As an example in which public health consequences may be massive even though initial effect sizes are small, consider the increasingly negative content of media communications. There is evidence that the content of media has become increasingly negative and polarizing. The negative content of media is likely in part motivated by the fact that the human brain is more likely to be attracted to, carefully watch and become fixated upon something that is negative than something that is positive, perhaps as an adaptive survival response (a phenomenon often referred to as ‘negativity bias’). Media sources with negative material thus end up with more viewers. There is evidence also that the witnessing of a positive event is more likely to result in someone subsequently acting altruistically towards another,, and that the witnessing of a negative event or violence is more likely to result in more negative actions and behaviours towards others., Finally, evidence continues to emerge that altruistic behaviours are themselves subject to considerable contagion,,: the recipient of an action of goodwill is more likely to go on to do the same. The contagion effects of altruistic action may extend so far that a positive interaction between two persons can travel through a social network by contagion, and ultimately positively affect the actions of two other persons, neither of whom know either person in the original pair.

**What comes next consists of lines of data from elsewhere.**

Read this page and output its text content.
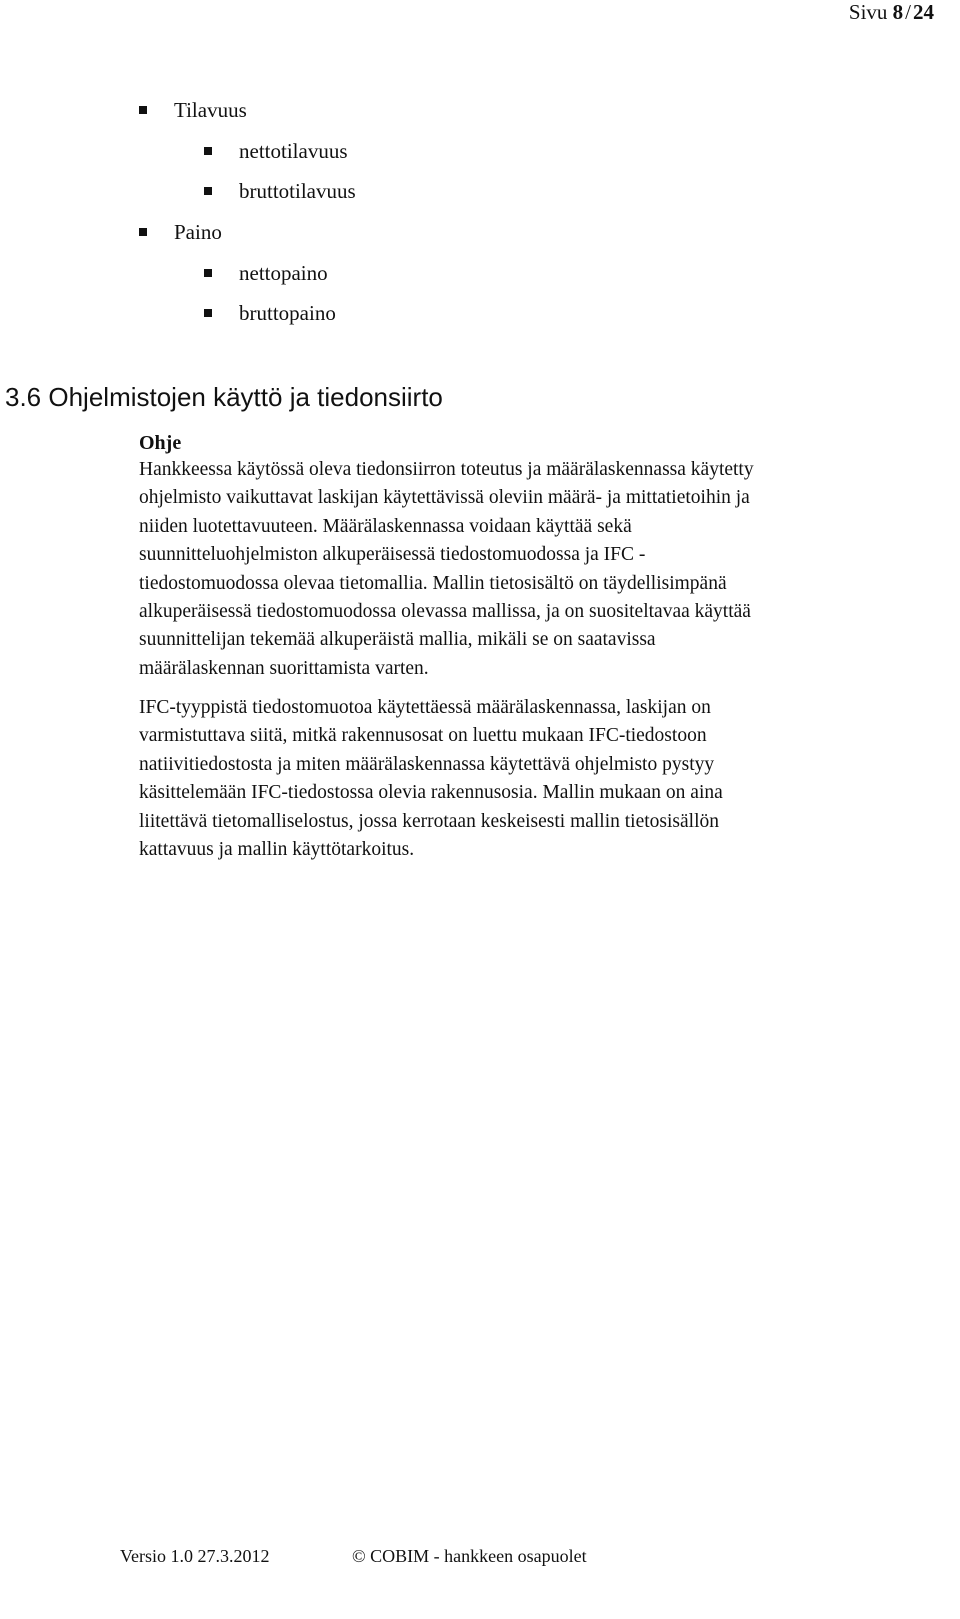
Sivu 8/24
Tilavuus
nettotilavuus
bruttotilavuus
Paino
nettopaino
bruttopaino
3.6 Ohjelmistojen käyttö ja tiedonsiirto
Ohje
Hankkeessa käytössä oleva tiedonsiirron toteutus ja määrälaskennassa käytetty
ohjelmisto vaikuttavat laskijan käytettävissä oleviin määrä- ja mittatietoihin ja
niiden luotettavuuteen. Määrälaskennassa voidaan käyttää sekä
suunnitteluohjelmiston alkuperäisessä tiedostomuodossa ja IFC -
tiedostomuodossa olevaa tietomallia. Mallin tietosisältö on täydellisimpänä
alkuperäisessä tiedostomuodossa olevassa mallissa, ja on suositeltavaa käyttää
suunnittelijan tekemää alkuperäistä mallia, mikäli se on saatavissa
määrälaskennan suorittamista varten.
IFC-tyyppistä tiedostomuotoa käytettäessä määrälaskennassa, laskijan on
varmistuttava siitä, mitkä rakennusosat on luettu mukaan IFC-tiedostoon
natiivitiedostosta ja miten määrälaskennassa käytettävä ohjelmisto pystyy
käsittelemään IFC-tiedostossa olevia rakennusosia. Mallin mukaan on aina
liitettävä tietomalliselostus, jossa kerrotaan keskeisesti mallin tietosisällön
kattavuus ja mallin käyttötarkoitus.
Versio 1.0 27.3.2012	© COBIM - hankkeen osapuolet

The consequences of this chain of causation from the witnessing of negative or positive events, through negative or positive personal interactions, and the spread by contagion through a social network, may be very powerful indeed. Whereas the effect size of negative, divisive or polarizing media reporting or social media posts may, at the individual level, be very tiny, the capacity to both reach large numbers (e.g. through a large social media following) and spread massively through a social network (e.g. by sharing and re-posting) may result in social and public health consequences that, at the population level, bring about considerable harm in human interaction, and subsequently also health.

Media reporting of negative events does have an important role in bringing awareness of society’s problems and ills. However, in light of the very strong spillover and contagion, greater effort should perhaps also be given to balance negative reports with those that comment upon what is good in the community or what individuals or groups are doing to bring about a better world. Given the available empirical evidence, it seems that small changes in reporting practices could have substantial beneficial impacts.

Funding

This research was supported by the National Institutes of Health of the United States (grant R01CA222147).

Conflict of Interest: none declared.